As Milbry continues to inspire others from her own adventures and stories about great women explorers, she shares some advice.
“Figure out what it is that you really are interested in and really love to do, and you would be surprised by how many people can't articulate that,” she stated.
“The first thing to do is figure out what you really want to do and what really makes you want to get up in the morning, because you're so excited to learn more about X or Y or whatever,” she said.
Milbry also shares that she truly believes it is getting easier for newer generations of women to break into the fields they dream about working in and be able to demonstrate their capabilities.
Moreover, she said she hopes things will evolve to the point where everyone can look at others simply for who they are and what they can do, not just what their gender is.
“We haven't gotten to that point yet, but I'm hoping we will.”

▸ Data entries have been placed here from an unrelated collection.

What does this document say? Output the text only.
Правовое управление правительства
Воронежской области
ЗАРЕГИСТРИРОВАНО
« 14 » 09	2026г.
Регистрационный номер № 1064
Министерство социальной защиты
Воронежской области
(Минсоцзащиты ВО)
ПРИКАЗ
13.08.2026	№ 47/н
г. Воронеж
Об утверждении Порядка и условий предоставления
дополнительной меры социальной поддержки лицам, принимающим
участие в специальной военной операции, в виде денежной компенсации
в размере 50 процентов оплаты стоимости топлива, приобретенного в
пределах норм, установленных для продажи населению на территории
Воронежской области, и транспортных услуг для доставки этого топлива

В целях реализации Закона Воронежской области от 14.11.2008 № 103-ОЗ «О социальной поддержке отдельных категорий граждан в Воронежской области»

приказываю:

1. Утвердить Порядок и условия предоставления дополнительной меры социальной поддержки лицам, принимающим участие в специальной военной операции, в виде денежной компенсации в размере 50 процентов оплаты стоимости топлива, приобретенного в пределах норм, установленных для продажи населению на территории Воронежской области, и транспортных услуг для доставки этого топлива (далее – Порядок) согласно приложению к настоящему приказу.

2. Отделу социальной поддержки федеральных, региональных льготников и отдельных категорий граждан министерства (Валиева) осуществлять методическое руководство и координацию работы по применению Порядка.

Milbry will be joining Adventure Canada on another expedition in July of 2023, this time she’ll be embarking on the Greenland and Arctic Canada: High Arctic Explorer.The veteran explorer says she is once again looking forward to travelling with Adventure Canada, whom she defines as a “unique organization, that really values people above everything else.”
Milbry says it’s clear for her to see that, from the programs she’s seen put together, to the guests that elect to come back and the organization’s commitment to the communities in the north.

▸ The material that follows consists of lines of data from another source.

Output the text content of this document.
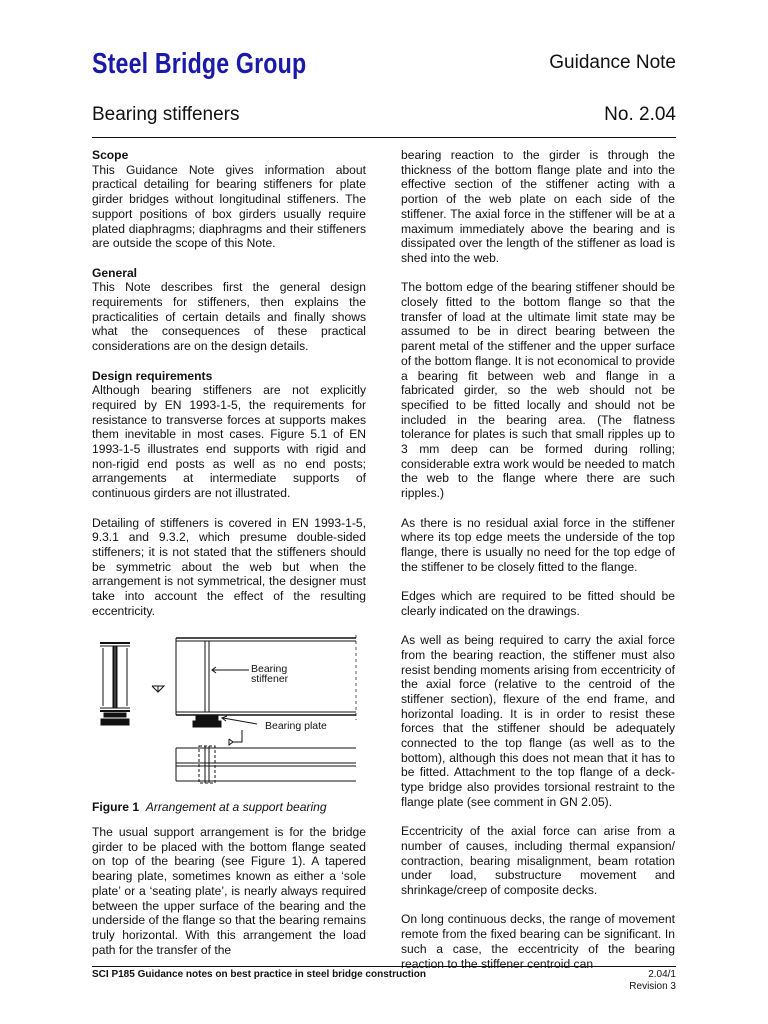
Steel Bridge Group	Guidance Note
Bearing stiffeners	No. 2.04
Scope

This Guidance Note gives information about practical detailing for bearing stiffeners for plate girder bridges without longitudinal stiffeners. The support positions of box girders usually require plated diaphragms; diaphragms and their stiffeners are outside the scope of this Note.

General

This Note describes first the general design requirements for stiffeners, then explains the practicalities of certain details and finally shows what the consequences of these practical considerations are on the design details.

Design requirements

Although bearing stiffeners are not explicitly required by EN 1993-1-5, the requirements for resistance to transverse forces at supports makes them inevitable in most cases. Figure 5.1 of EN 1993-1-5 illustrates end supports with rigid and non-rigid end posts as well as no end posts; arrangements at intermediate supports of continuous girders are not illustrated.

Detailing of stiffeners is covered in EN 1993-1-5, 9.3.1 and 9.3.2, which presume double-sided stiffeners; it is not stated that the stiffeners should be symmetric about the web but when the arrangement is not symmetrical, the designer must take into account the effect of the resulting eccentricity.

Bearing
stiffener
Bearing plate
Figure 1 Arrangement at a support bearing

The usual support arrangement is for the bridge girder to be placed with the bottom flange seated on top of the bearing (see Figure 1). A tapered bearing plate, sometimes known as either a ‘sole plate’ or a ‘seating plate’, is nearly always required between the upper surface of the bearing and the underside of the flange so that the bearing remains truly horizontal. With this arrangement the load path for the transfer of the

bearing reaction to the girder is through the thickness of the bottom flange plate and into the effective section of the stiffener acting with a portion of the web plate on each side of the stiffener. The axial force in the stiffener will be at a maximum immediately above the bearing and is dissipated over the length of the stiffener as load is shed into the web.

The bottom edge of the bearing stiffener should be closely fitted to the bottom flange so that the transfer of load at the ultimate limit state may be assumed to be in direct bearing between the parent metal of the stiffener and the upper surface of the bottom flange. It is not economical to provide a bearing fit between web and flange in a fabricated girder, so the web should not be specified to be fitted locally and should not be included in the bearing area. (The flatness tolerance for plates is such that small ripples up to 3 mm deep can be formed during rolling; considerable extra work would be needed to match the web to the flange where there are such ripples.)

As there is no residual axial force in the stiffener where its top edge meets the underside of the top flange, there is usually no need for the top edge of the stiffener to be closely fitted to the flange.

Edges which are required to be fitted should be clearly indicated on the drawings.

As well as being required to carry the axial force from the bearing reaction, the stiffener must also resist bending moments arising from eccentricity of the axial force (relative to the centroid of the stiffener section), flexure of the end frame, and horizontal loading. It is in order to resist these forces that the stiffener should be adequately connected to the top flange (as well as to the bottom), although this does not mean that it has to be fitted. Attachment to the top flange of a deck-type bridge also provides torsional restraint to the flange plate (see comment in GN 2.05).

Eccentricity of the axial force can arise from a number of causes, including thermal expansion/ contraction, bearing misalignment, beam rotation under load, substructure movement and shrinkage/creep of composite decks.

On long continuous decks, the range of movement remote from the fixed bearing can be significant. In such a case, the eccentricity of the bearing reaction to the stiffener centroid can

SCI P185 Guidance notes on best practice in steel bridge construction	2.04/1
Revision 3
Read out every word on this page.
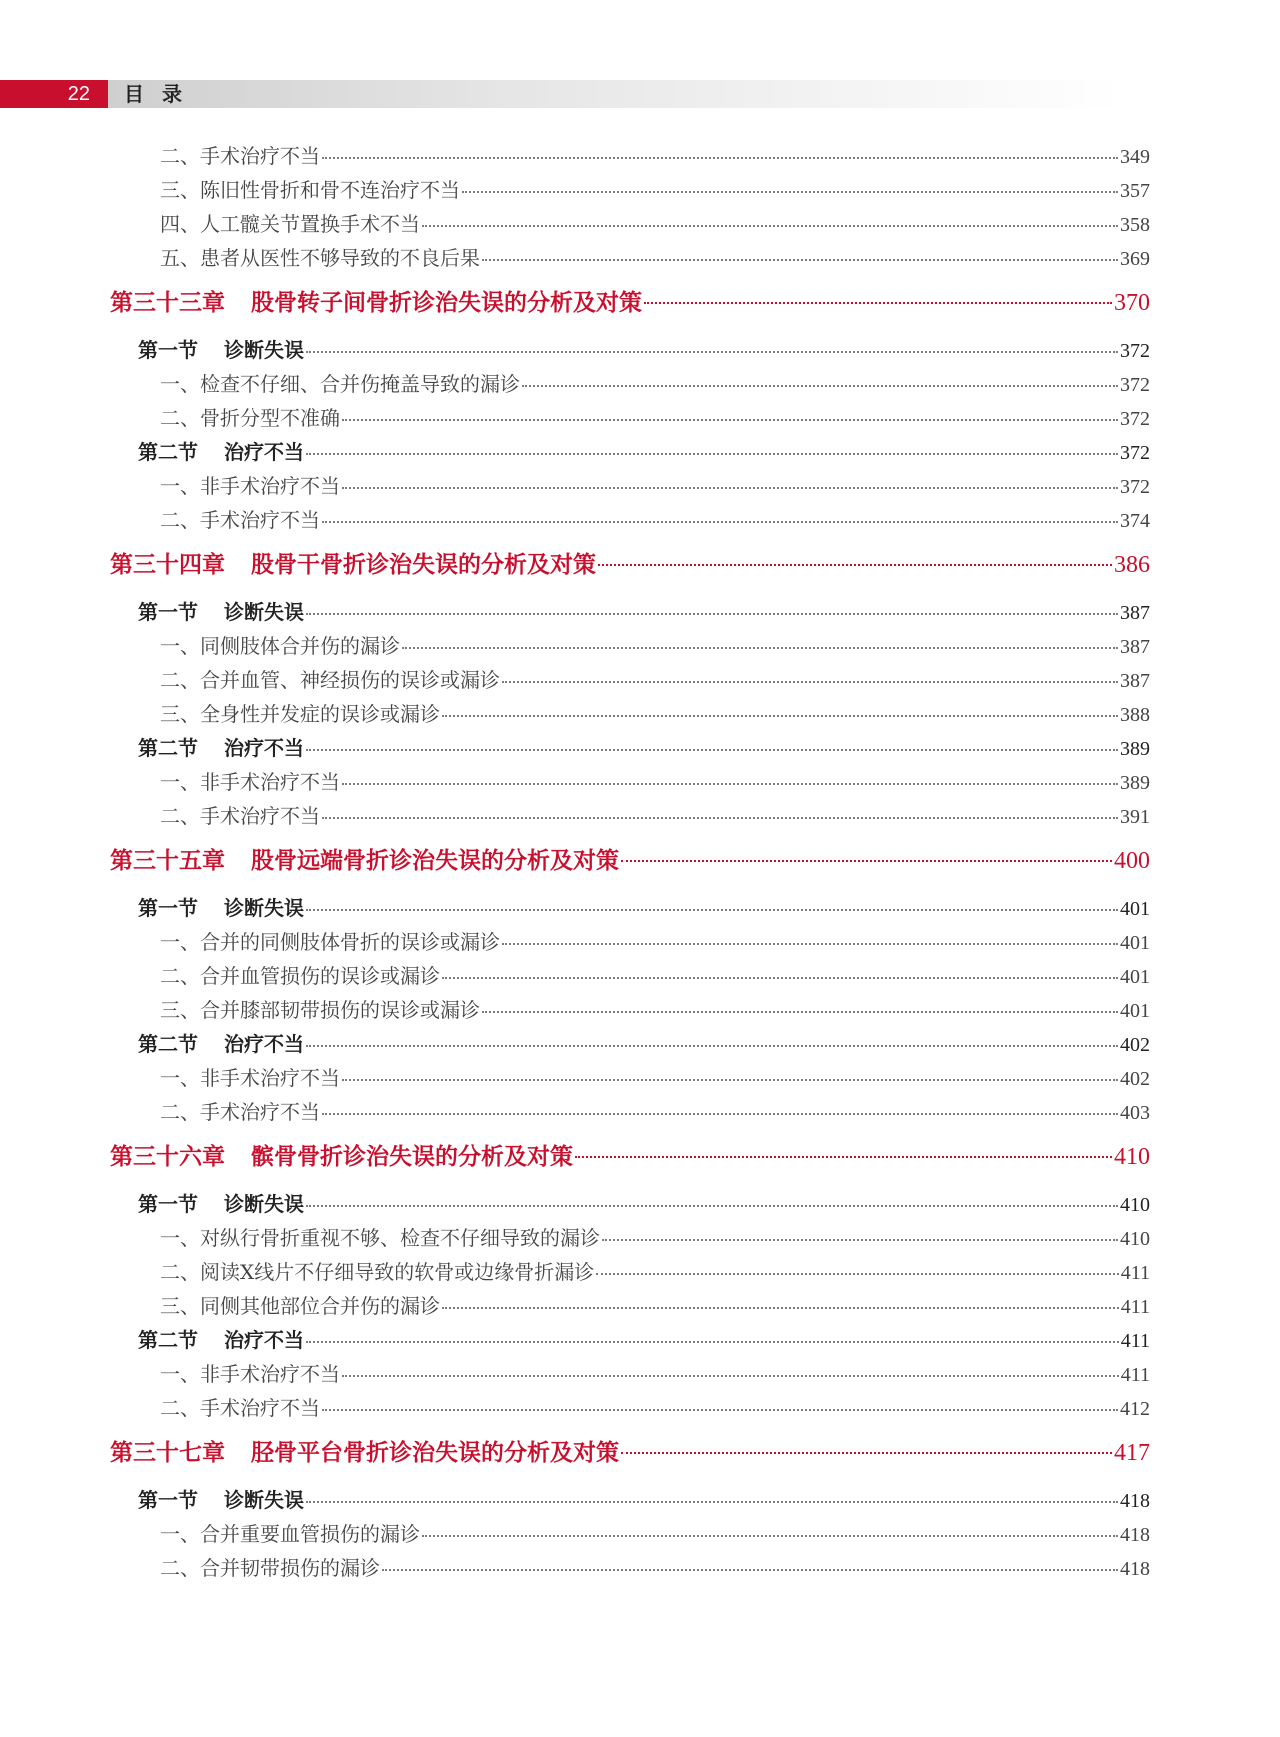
22	目录
二、手术治疗不当	349
三、陈旧性骨折和骨不连治疗不当	357
四、人工髋关节置换手术不当	358
五、患者从医性不够导致的不良后果	369
第三十三章 股骨转子间骨折诊治失误的分析及对策	370
第一节 诊断失误	372
一、检查不仔细、合并伤掩盖导致的漏诊	372
二、骨折分型不准确	372
第二节 治疗不当	372
一、非手术治疗不当	372
二、手术治疗不当	374
第三十四章 股骨干骨折诊治失误的分析及对策	386
第一节 诊断失误	387
一、同侧肢体合并伤的漏诊	387
二、合并血管、神经损伤的误诊或漏诊	387
三、全身性并发症的误诊或漏诊	388
第二节 治疗不当	389
一、非手术治疗不当	389
二、手术治疗不当	391
第三十五章 股骨远端骨折诊治失误的分析及对策	400
第一节 诊断失误	401
一、合并的同侧肢体骨折的误诊或漏诊	401
二、合并血管损伤的误诊或漏诊	401
三、合并膝部韧带损伤的误诊或漏诊	401
第二节 治疗不当	402
一、非手术治疗不当	402
二、手术治疗不当	403
第三十六章 髌骨骨折诊治失误的分析及对策	410
第一节 诊断失误	410
一、对纵行骨折重视不够、检查不仔细导致的漏诊	410
二、阅读X线片不仔细导致的软骨或边缘骨折漏诊	411
三、同侧其他部位合并伤的漏诊	411
第二节 治疗不当	411
一、非手术治疗不当	411
二、手术治疗不当	412
第三十七章 胫骨平台骨折诊治失误的分析及对策	417
第一节 诊断失误	418
一、合并重要血管损伤的漏诊	418
二、合并韧带损伤的漏诊	418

“I think it’s unparalleled. What they do is just a model for what all the other organizations like them should be doing and don't do,” she said.
Milbry said it’s been a real privilege for her to be on the expeditions with Adventure Canada and she’s also looking forward to the expedition since she hasn’t been able to travel with the company in a few years, partly due to COVID.
Milbry adds, she’s interested in seeing what recent environmental shifts have occurred in the north.
“I follow all the environmental discussions very closely and I know that there are a lot of changes and I'm very curious to see how that has impacted people and what kinds of solutions they're looking for,” Milbry stated.